Commentary

Do The Sexiest Brands Have To Pay For "It"?

The “it” of course is media. 

If you are a great brand today, you get a lot of "free” earned media and a lot of activity on your owned media assets as well. For the most powerful brands, the OE can even be substantially more than the P.  

That's not because great brands invest more in social media.  On the contrary, I've seen less resonant brands pouring money into sophisticated social media infrastructure in order to grab some of the magic. But all this effort has mixed results because the middle-of-the-roads lack the one quality that creates “free” media--passion.

In contrast, great brands appear effortless, because the consumers are doing all of the work. Great brands today focus on doing things and making products that are worth talking about, not trumping up a bunch of hype about nothing. They focus on actions not words, on being it versus saying it. They actually do things that are worth talking about and so people talk.

Nike, Apple, Mini and Audi manufacture products, but also news. Google glasses had more "influence" than anything else Google did last month (Appinions Research), and who's even seen an ad for them?  

The really great thing about all of this "free" media is that it's also more effective than paid, because it often carries the credibility of objective third party opinion. The best things in life (and marketing) truly are free. 

Most of the great new brands that have emerged in the past decade have done so with minimal paid advertising support: Zappos, Facebook, Red Bull. Even a significant auto brand (Mini) was launched without TV at all, a rarity indeed. 

With all the talk about big data, and all of the metrics available to measure every aspect of a brand, the most simple and powerful measure of a brand's strength today might be the P/OE ratio. Less P and more OE = brand strength. People want to talk about great brands because they do great things. So maybe we should start putting the marketing money into things like the expensive (and difficult to make) Gorilla glass that Steve Jobs famously used for the iPhone.

But wait, is that marketing? The answer is yes! Marketing is anything that creates customers. Anything that communicates. This is a lot broader view of marketing than is customary. In fact, only a CEO could have approved Gorilla glass. Any CMO would have been fired for delaying a product launch and jacking up the budget last minute just to put in better quality glass.

Wait a second. Let’s look at that list of great brands again. Phil Knight, Tony Hsieh ....it appears that a great many of them are run by CEO's with a very strong consumer-centric point of view. You don't see a lot of financially engineered PE-owned companies in this mix. So, maybe to get more OE, you need to have the power to make bold decisions, the kind that eludes today's oppressed CMOs.

Without a voice in how all aspects of the brand are seen by consumers, the CMO is left with simply “messaging,” which isn't deep enough to create passion, which drives buzz. So, those CMOs inevitably have to spend their way to visibility, and attempt vainly to amplify their paid media with something to generate some OE, but it’s a slog. 
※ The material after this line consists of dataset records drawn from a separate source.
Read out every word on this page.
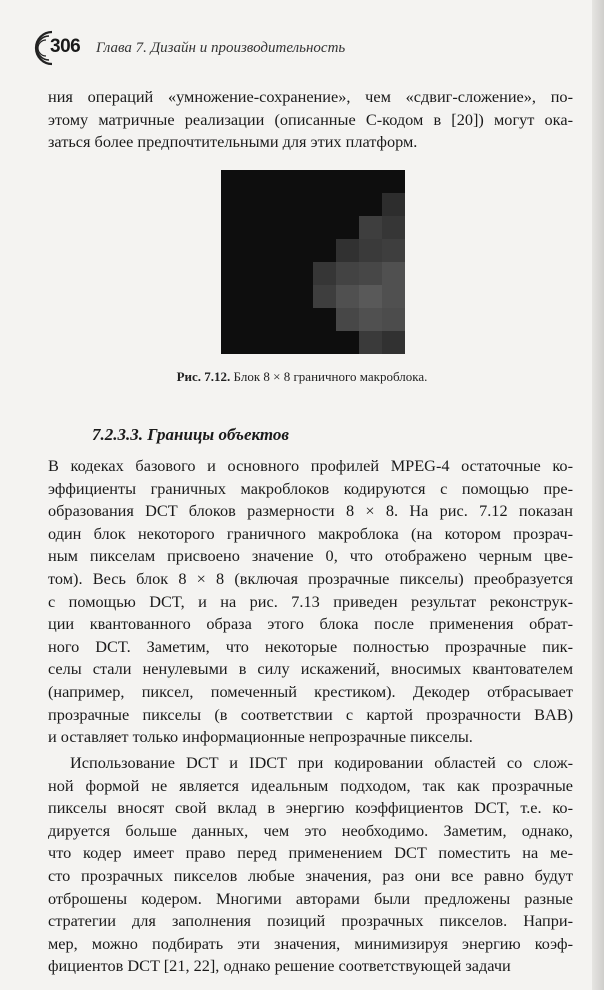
306 Глава 7. Дизайн и производительность
ния операций «умножение-сохранение», чем «сдвиг-сложение», по-
этому матричные реализации (описанные С-кодом в [20]) могут ока-
заться более предпочтительными для этих платформ.
Рис. 7.12. Блок 8 × 8 граничного макроблока.
7.2.3.3. Границы объектов
В кодеках базового и основного профилей MPEG-4 остаточные ко-
эффициенты граничных макроблоков кодируются с помощью пре-
образования DCT блоков размерности 8 × 8. На рис. 7.12 показан
один блок некоторого граничного макроблока (на котором прозрач-
ным пикселам присвоено значение 0, что отображено черным цве-
том). Весь блок 8 × 8 (включая прозрачные пикселы) преобразуется
с помощью DCT, и на рис. 7.13 приведен результат реконструк-
ции квантованного образа этого блока после применения обрат-
ного DCT. Заметим, что некоторые полностью прозрачные пик-
селы стали ненулевыми в силу искажений, вносимых квантователем
(например, пиксел, помеченный крестиком). Декодер отбрасывает
прозрачные пикселы (в соответствии с картой прозрачности BAB)
и оставляет только информационные непрозрачные пикселы.
Использование DCT и IDCT при кодировании областей со слож-
ной формой не является идеальным подходом, так как прозрачные
пикселы вносят свой вклад в энергию коэффициентов DCT, т.е. ко-
дируется больше данных, чем это необходимо. Заметим, однако,
что кодер имеет право перед применением DCT поместить на ме-
сто прозрачных пикселов любые значения, раз они все равно будут
отброшены кодером. Многими авторами были предложены разные
стратегии для заполнения позиций прозрачных пикселов. Напри-
мер, можно подбирать эти значения, минимизируя энергию коэф-
фициентов DCT [21, 22], однако решение соответствующей задачи
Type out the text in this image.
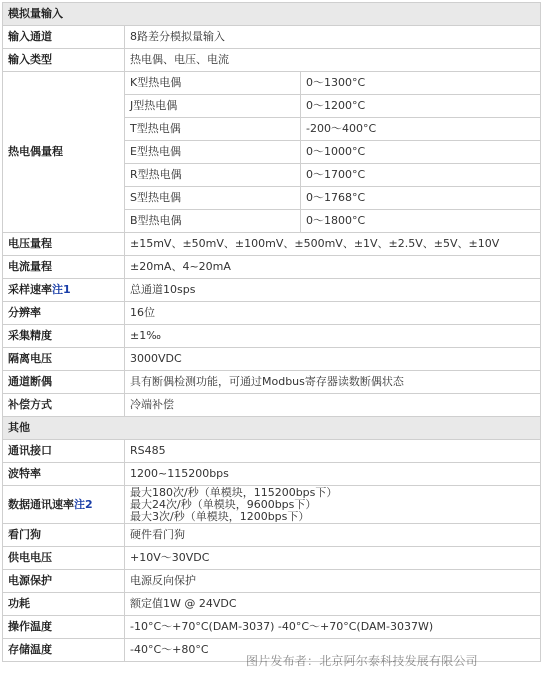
模拟量输入		
输入通道	8路差分模拟量输入	
输入类型	热电偶、电压、电流	
热电偶量程	K型热电偶	0～1300°C
	J型热电偶	0～1200°C
	T型热电偶	-200～400°C
	E型热电偶	0～1000°C
	R型热电偶	0～1700°C
	S型热电偶	0～1768°C
	B型热电偶	0～1800°C
电压量程	±15mV、±50mV、±100mV、±500mV、±1V、±2.5V、±5V、±10V	
电流量程	±20mA、4~20mA	
采样速率注1	总通道10sps	
分辨率	16位	
采集精度	±1‰	
隔离电压	3000VDC	
通道断偶	具有断偶检测功能，可通过Modbus寄存器读数断偶状态	
补偿方式	冷端补偿	
其他		
通讯接口	RS485	
波特率	1200~115200bps	
数据通讯速率注2	最大180次/秒（单模块，115200bps下）
最大24次/秒（单模块，9600bps下）
最大3次/秒（单模块，1200bps下）	

看门狗	硬件看门狗	
供电电压	+10V～30VDC	
电源保护	电源反向保护	
功耗	额定值1W @ 24VDC	
操作温度	-10°C～+70°C(DAM-3037) -40°C～+70°C(DAM-3037W)	
存储温度	-40°C～+80°C	
图片发布者：北京阿尔泰科技发展有限公司
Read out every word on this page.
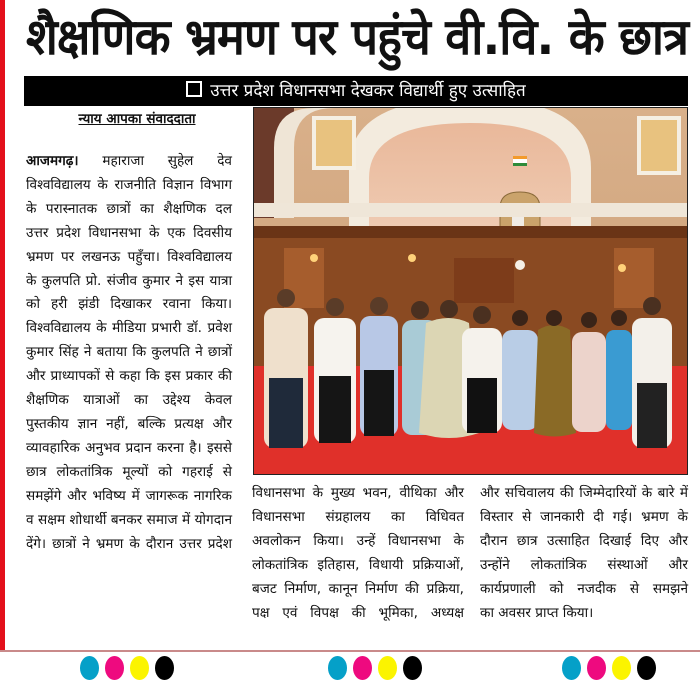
शैक्षणिक भ्रमण पर पहुंचे वी.वि. के छात्र
उत्तर प्रदेश विधानसभा देखकर विद्यार्थी हुए उत्साहित
न्याय आपका संवाददाता

आजमगढ़। महाराजा सुहेल देव विश्वविद्यालय के राजनीति विज्ञान विभाग के परास्नातक छात्रों का शैक्षणिक दल उत्तर प्रदेश विधानसभा के एक दिवसीय भ्रमण पर लखनऊ पहुँचा। विश्वविद्यालय के कुलपति प्रो. संजीव कुमार ने इस यात्रा को हरी झंडी दिखाकर रवाना किया। विश्वविद्यालय के मीडिया प्रभारी डॉ. प्रवेश कुमार सिंह ने बताया कि कुलपति ने छात्रों और प्राध्यापकों से कहा कि इस प्रकार की शैक्षणिक यात्राओं का उद्देश्य केवल पुस्तकीय ज्ञान नहीं, बल्कि प्रत्यक्ष और व्यावहारिक अनुभव प्रदान करना है। इससे छात्र लोकतांत्रिक मूल्यों को गहराई से समझेंगे और भविष्य में जागरूक नागरिक व सक्षम शोधार्थी बनकर समाज में योगदान देंगे। छात्रों ने भ्रमण के दौरान उत्तर प्रदेश

विधानसभा के मुख्य भवन, वीथिका और विधानसभा संग्रहालय का विधिवत अवलोकन किया। उन्हें विधानसभा के लोकतांत्रिक इतिहास, विधायी प्रक्रियाओं, बजट निर्माण, कानून निर्माण की प्रक्रिया, पक्ष एवं विपक्ष की भूमिका, अध्यक्ष

और सचिवालय की जिम्मेदारियों के बारे में विस्तार से जानकारी दी गई। भ्रमण के दौरान छात्र उत्साहित दिखाई दिए और उन्होंने लोकतांत्रिक संस्थाओं और कार्यप्रणाली को नजदीक से समझने

का अवसर प्राप्त किया।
Now I'm sure the media folks will say that we need P, O, and E, and must find the proper mix of all three to optimize results. But that's the tail wagging the dog. If you focus on doing something great that will elicit passion from your audience, you are sure to need a lot less paid media to achieve your objectives. So the issue is really about how to spend a dollar in paid to drive many dollars in owned/earned media. It’s the ratio that's key. Great brands get a lot more owned/earned media than mediocre brands. 

I guess the future of advertising is like sex; only the losers will have to pay for it.